Trump pulled the US out of the Iran nuclear deal in 2018, and President Joe Biden has said rejoining the agreement is a priority for his administration. The Biden administration and Iran have differed on conditions for that to happen, including the timing of the lifting of US sanctions against Iran.

‘No Iran-US meeting. Unnecessary’

Iran though has ruled out any indirect talks with the US, or a step-by-step lifting of sanctions proposed for next week’s meeting.

“In line with the unchangeable guideline of Iran’s (Supreme) Leader, any result of the [talks] which would be based on the idea of a step-by-step removal of the sanctions or indirect negotiations with the US will not be acceptable,” Iran’s state-run Press TV quoted an unnamed source as saying.

Iranian Foreign Minister Mohammad Javad Zarif on Friday immediately stressed that no meeting was planned between officials from Iran and the US.

In a tweet, Zarif said the aim of the Vienna session would be to “rapidly finalise sanction-lifting & nuclear measures for choreographed removal of all sanctions, followed by Iran ceasing remedial measures.
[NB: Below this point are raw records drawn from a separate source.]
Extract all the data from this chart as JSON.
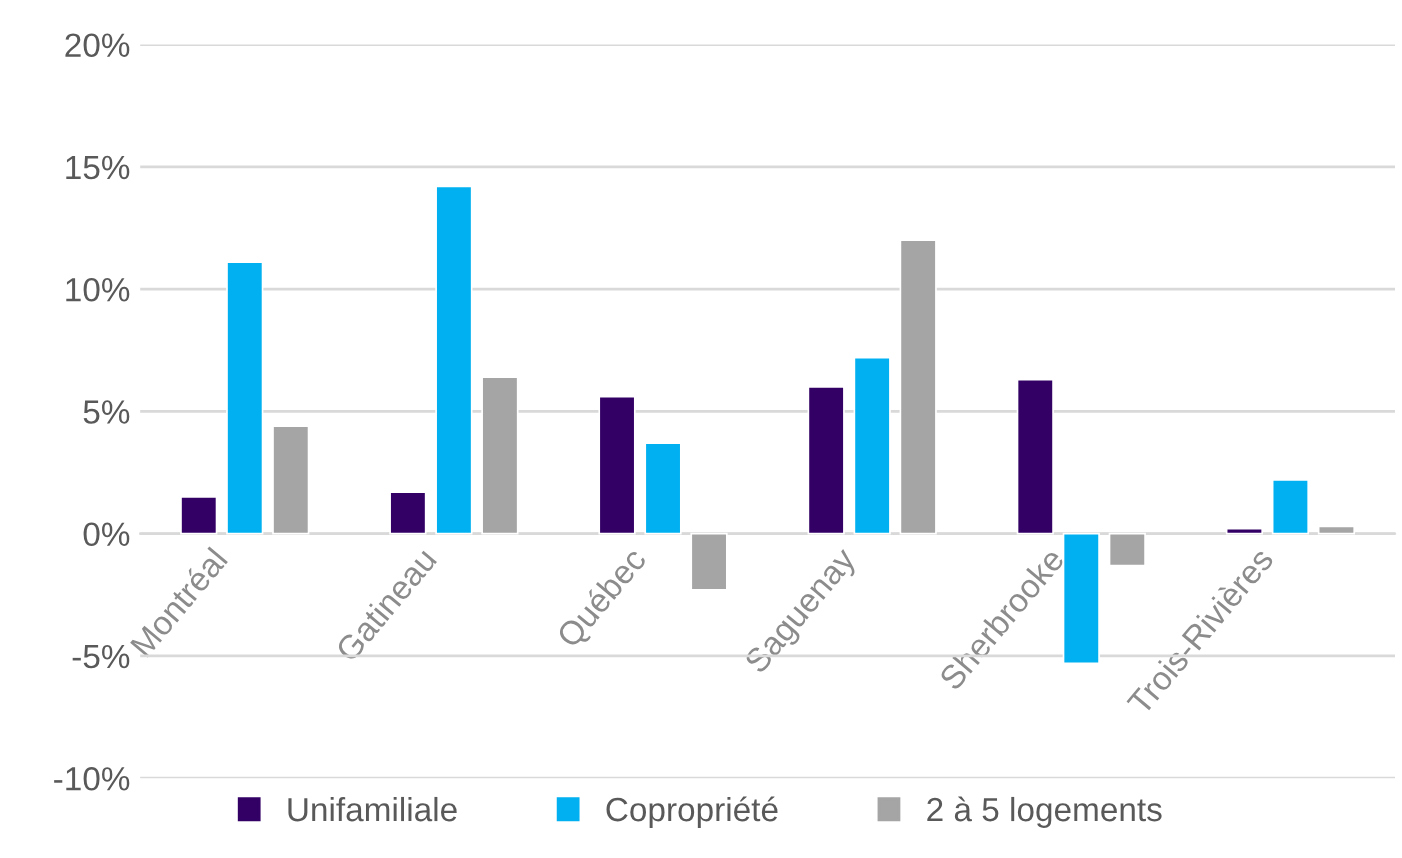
{
  "chart_data": {
    "type": "bar",
    "categories": [
      "Montréal",
      "Gatineau",
      "Québec",
      "Saguenay",
      "Sherbrooke",
      "Trois-Rivières"
    ],
    "series": [
      {
        "name": "Unifamiliale",
        "color": "#330066",
        "values": [
          1.5,
          1.7,
          5.6,
          6.0,
          6.3,
          0.2
        ]
      },
      {
        "name": "Copropriété",
        "color": "#00b0f0",
        "values": [
          11.1,
          14.2,
          3.7,
          7.2,
          -5.3,
          2.2
        ]
      },
      {
        "name": "2 à 5 logements",
        "color": "#a5a5a5",
        "values": [
          4.4,
          6.4,
          -2.3,
          12.0,
          -1.3,
          0.3
        ]
      }
    ],
    "ylim": [
      -10,
      20
    ],
    "yticks": [
      {
        "value": -10,
        "label": "-10%"
      },
      {
        "value": -5,
        "label": "-5%"
      },
      {
        "value": 0,
        "label": "0%"
      },
      {
        "value": 5,
        "label": "5%"
      },
      {
        "value": 10,
        "label": "10%"
      },
      {
        "value": 15,
        "label": "15%"
      },
      {
        "value": 20,
        "label": "20%"
      }
    ],
    "grid": "y",
    "legend": "bottom"
  }
}
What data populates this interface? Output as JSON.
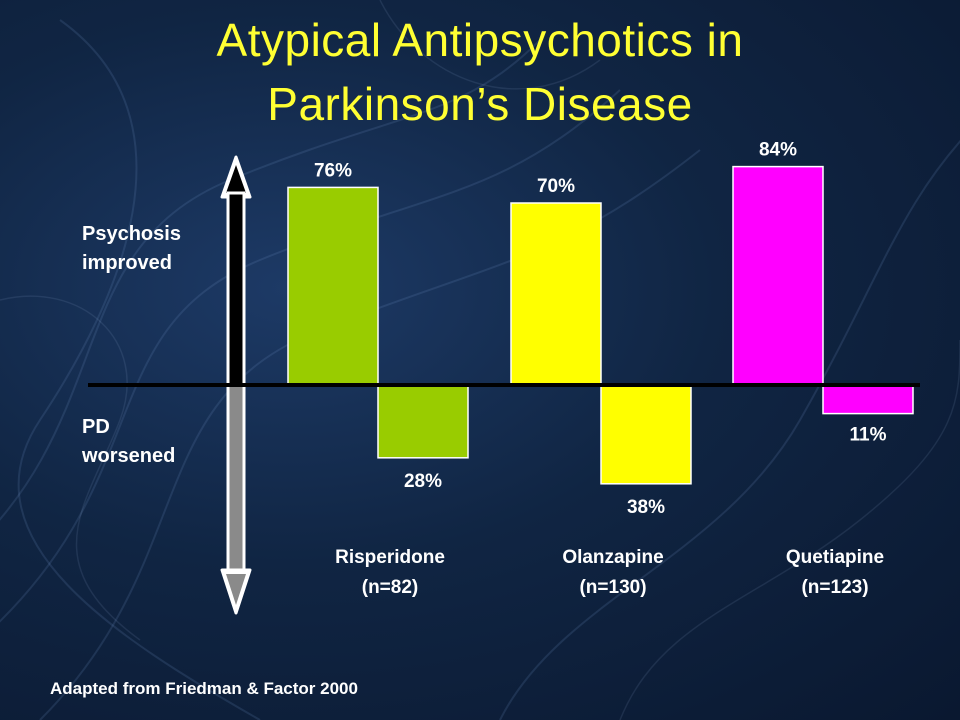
{
  "title_line_1": "Atypical Antipsychotics in",
  "title_line_2": "Parkinson’s Disease",
  "improved_label": [
    "Psychosis",
    "improved"
  ],
  "worsened_label": [
    "PD",
    "worsened"
  ],
  "source": "Adapted from Friedman & Factor  2000",
  "colors": {
    "title": "#ffff33",
    "text": "#ffffff",
    "background": "#102543"
  },
  "chart_data": {
    "type": "bar",
    "title": "Atypical Antipsychotics in Parkinson’s Disease",
    "categories": [
      {
        "name": "Risperidone",
        "n": "(n=82)",
        "color": "#99cc00"
      },
      {
        "name": "Olanzapine",
        "n": "(n=130)",
        "color": "#ffff00"
      },
      {
        "name": "Quetiapine",
        "n": "(n=123)",
        "color": "#ff00ff"
      }
    ],
    "series": [
      {
        "name": "Psychosis improved",
        "values": [
          76,
          70,
          84
        ],
        "labels": [
          "76%",
          "70%",
          "84%"
        ],
        "direction": "up"
      },
      {
        "name": "PD worsened",
        "values": [
          28,
          38,
          11
        ],
        "labels": [
          "28%",
          "38%",
          "11%"
        ],
        "direction": "down"
      }
    ],
    "unit": "%",
    "ylim": [
      -38,
      84
    ],
    "grid": false,
    "legend": "none"
  }
}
No Iran-US meeting. Unnecessary,” he added.

Working groups set up by Europeans

Diplomats had said earlier on Friday that officials from Tehran and Washington would travel to Vienna next week as part of efforts to revive the 2015 accord.

Price said the talks would be structured around working groups the European Union is going to form with the remaining participants in the nuclear agreement, including Iran.

The primary issues to be discussed are nuclear steps Iran would need to take to return to compliance with terms of the nuclear pact, and the sanctions relief steps the US would need to take in order to return to compliance as well, the statement said.

“We do not anticipate presently that there will be direct talks between the United States and Iran through this process, though the United States remains open to them,” Price said.

The talks will begin in Austria on April 6.

‘The way ahead will not be easy’

Russia’s ambassador to international organisations in Vienna, Mikhail Ulyanov, said that “the impression is that we are on the right track, but the way ahead will not be easy and will require intensive efforts. The stakeholders seem to be ready for that”.

Any return of the US would involve complications.

Iran has been steadily violating the restrictions of the deal, like the amount of enriched uranium it can stockpile and the purity to which it can enrich it. Tehran’s moves have been calculated to put pressure on the other nations in the deal – Russia, China, France, Germany and Britain – to do more to offset crippling sanctions reimposed under Trump.

The International Atomic Energy Agency (IAEA) has said that over the past two years, Iran has accumulated a lot of nuclear material and new capacities and used the time for “honing their skills in these areas”.

As part of its ongoing violations of the Joint Comprehensive Plan of Action, Iran last month began restricting IAEA inspections of its nuclear facilities. Under a last-minute deal worked out during a trip to Tehran, however, some access was preserved.

Under that temporary agreement, Iran will no longer share surveillance footage of its nuclear facilities with the IAEA, but it has promised to preserve the tapes for three months. It will then hand them over to the Vienna-based UN atomic watchdog if it is granted sanctions relief. Otherwise, Iran has vowed to erase the tapes, narrowing the window for a diplomatic breakthrough.